Quais as atribuições de uma ordenação monástica?
Com a ordenação monástica, torna-se monge-noviço, um estudante do dharma. Essencialmente, o monge-noviço deve preocupar-se exclusivamente com o seu próprio treinamento – o cultivo da mente de Iluminação. Durante esta fase, o ideal seria que o monge-noviço não sofresse distrações ou carregasse responsabilidades de lidar com o público, pois isto pode interferir seriamente com a sua própria realização e desenvolvimento como monge. O monge-noviço precisa deixar de lado as idéias românticas (ou egóicas) de “servir ao Darma” ou “servir à comunidade” até mais tarde, depois de atingir um nível de realização na sua própria prática. Tradicionalmente, é somente depois do Combate de Darma que o aluno torna-se “monge-aprendiz” (mais ou menos equivalente a um diácono na igreja católica) e começa a assumir responsabilidades de orientar os mais novos, inicialmente como um “monitor”, até receber autorização de liderar grupos e ensinar. O treinamento é finalizado com a Transmissão de Dharma, quando torna-se um monge plenamente formado. No meu caso, estou na fase final de meu treinamento e vou receber a Transmissão de Dharma do Saikawa Roshi, Superintendente para a América do Sul de nossa tradição, ainda sem data prevista devido à construção do novo prédio do Templo Busshinji em São Paulo. Nos países asiáticos, o aluno ficaria praticando sob a supervisão direta e pessoal de seu professor, inclusive morando no templo do professor, durante uns 5 a 10 anos antes de receber autorização de liderar um grupo e nos Estados Unidos é bastante comum praticantes ficaram treinando com os seus professores durante 10 ou 20 anos antes de receber Transmissão do Darma e autorização de liderar grupos.
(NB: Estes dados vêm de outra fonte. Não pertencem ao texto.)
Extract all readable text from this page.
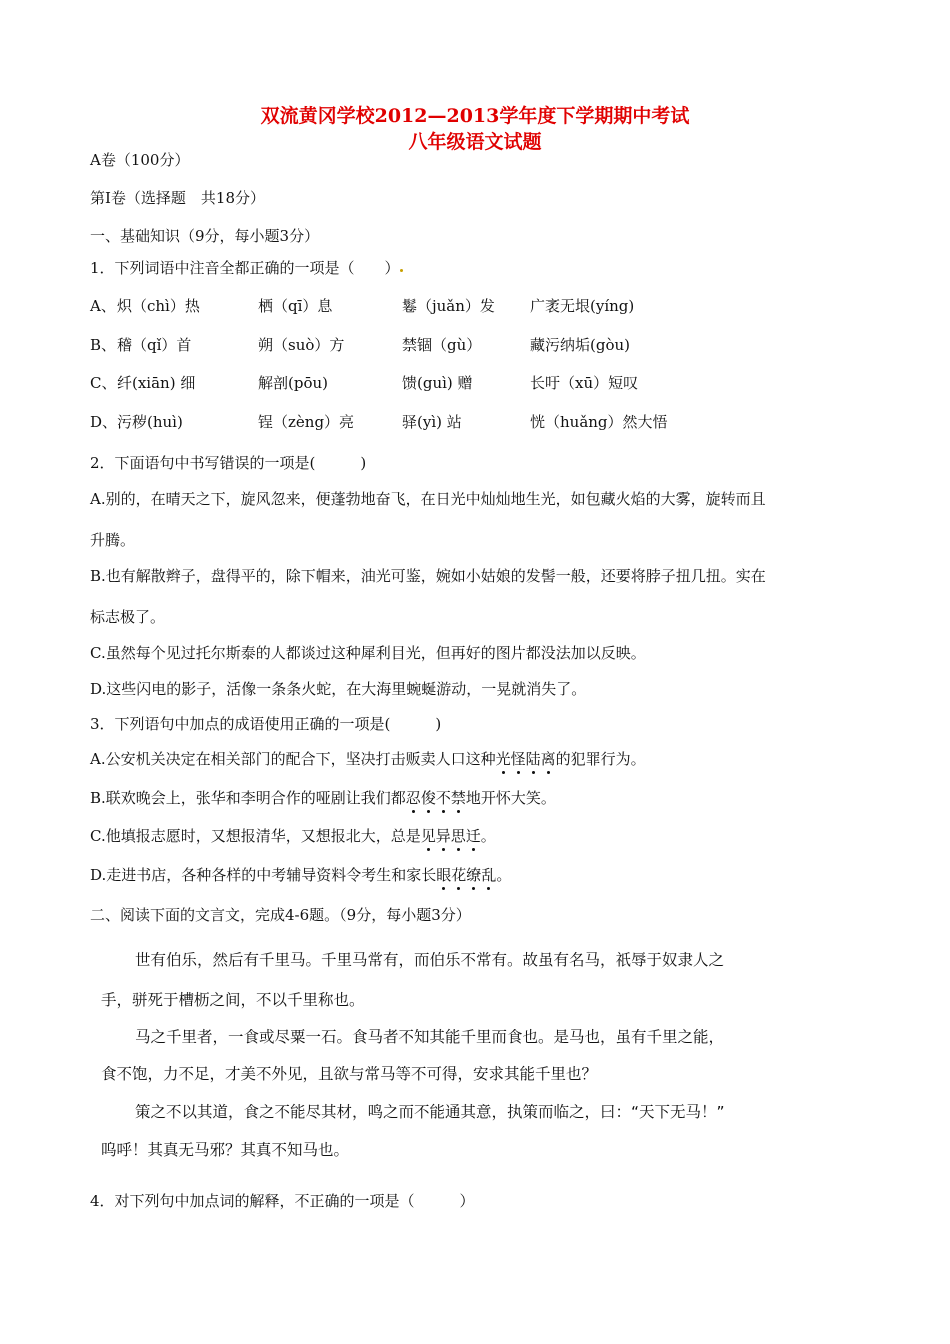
双流黄冈学校2012—2013学年度下学期期中考试
八年级语文试题
A卷（100分）
第Ⅰ卷（选择题　共18分）
一、基础知识（9分，每小题3分）
1．下列词语中注音全都正确的一项是（　　）
A、 炽（chì）热	栖（qī）息	鬈（juǎn）发 广袤无垠(yíng)
B、 稽（qǐ）首	朔（suò）方	禁锢（gù）	藏污纳垢(gòu)
C、 纤(xiān) 细	解剖(pōu)	馈(guì) 赠	长吁（xū）短叹
D、 污秽(huì)	锃（zèng）亮	驿(yì) 站	恍（huǎng）然大悟
2．下面语句中书写错误的一项是(　　　)
A.别的，在晴天之下，旋风忽来，便蓬勃地奋飞，在日光中灿灿地生光，如包藏火焰的大雾，旋转而且
升腾。
B.也有解散辫子，盘得平的，除下帽来，油光可鉴，婉如小姑娘的发髻一般，还要将脖子扭几扭。实在
标志极了。
C.虽然每个见过托尔斯泰的人都谈过这种犀利目光，但再好的图片都没法加以反映。
D.这些闪电的影子，活像一条条火蛇，在大海里蜿蜒游动，一晃就消失了。
3．下列语句中加点的成语使用正确的一项是(　　　)
A.公安机关决定在相关部门的配合下，坚决打击贩卖人口这种光怪陆离的犯罪行为。
B.联欢晚会上，张华和李明合作的哑剧让我们都忍俊不禁地开怀大笑。
C.他填报志愿时，又想报清华，又想报北大，总是见异思迁。
D.走进书店，各种各样的中考辅导资料令考生和家长眼花缭乱。
二、阅读下面的文言文，完成4-6题。（9分，每小题3分）
世有伯乐，然后有千里马。千里马常有，而伯乐不常有。故虽有名马，祇辱于奴隶人之
手，骈死于槽枥之间，不以千里称也。
马之千里者，一食或尽粟一石。食马者不知其能千里而食也。是马也，虽有千里之能，
食不饱，力不足，才美不外见，且欲与常马等不可得，安求其能千里也？
策之不以其道，食之不能尽其材，鸣之而不能通其意，执策而临之，曰：“天下无马！”
呜呼！其真无马邪？其真不知马也。
4．对下列句中加点词的解释，不正确的一项是（　　　）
Aqui no Brasil, porém, muitas cidades não têm pessoas com treinamento adequado disponíveis para liderar grupos de prática, devido à falta de monges plenamente formados e monges-aprendizes preparados para assumir estas responsabilidades. Assim, muitos monges-noviços se vêem obrigados a carregar responsabilidades muito pesadas, sozinhos e longes de seus professores, desde muito cedo no seu treinamento. Mesmo reconhecendo os possíveis erros destes monges-noviços, agradecemos o seu heroísmo, esforço e dedicação. Tudo isto faz parte do processo de transmissão dos ensinamentos de um país para outro e são pioneiros.

O que significa o termo psicologia budista?
O Mestre Dogen, fundador de nossa escola Soto Zen, disse: “Estudar o Caminho é estudar a si mesmo. Estudar a si mesmo é esquecer-se de si mesmo. Esquecer-se de si mesmo é ser iluminado pelas dez mil coisas (pelo universo inteiro)”. Os ensinamentos clássicos do Budismo são divididos em três grupos: os sutras (“palestras” de Buda), o Vinaya, ou os preceitos e regras monásticas (a moralidade) e o Abhidharma (os ensinamentos superiores ou avançados). Este terceiro grupo dos ensinamentos, pelos critérios ocidentais, pode ser chamado de “psicologia budista” ou de “filosofia budista”, pois aborda a análise profunda da natureza da mente e suas funções (psicologia) e das leis universais que governam a vida (filosofia). Este “estudar a si mesmo”, que é a prática budista, vai muito além da psicologia ou filosofia ocidental. Consequentemente, precisamos evitar perder a verdadeira essência e objetivo da prática budista ao tentar encaixá-la nos nossos conceitos ocidentais.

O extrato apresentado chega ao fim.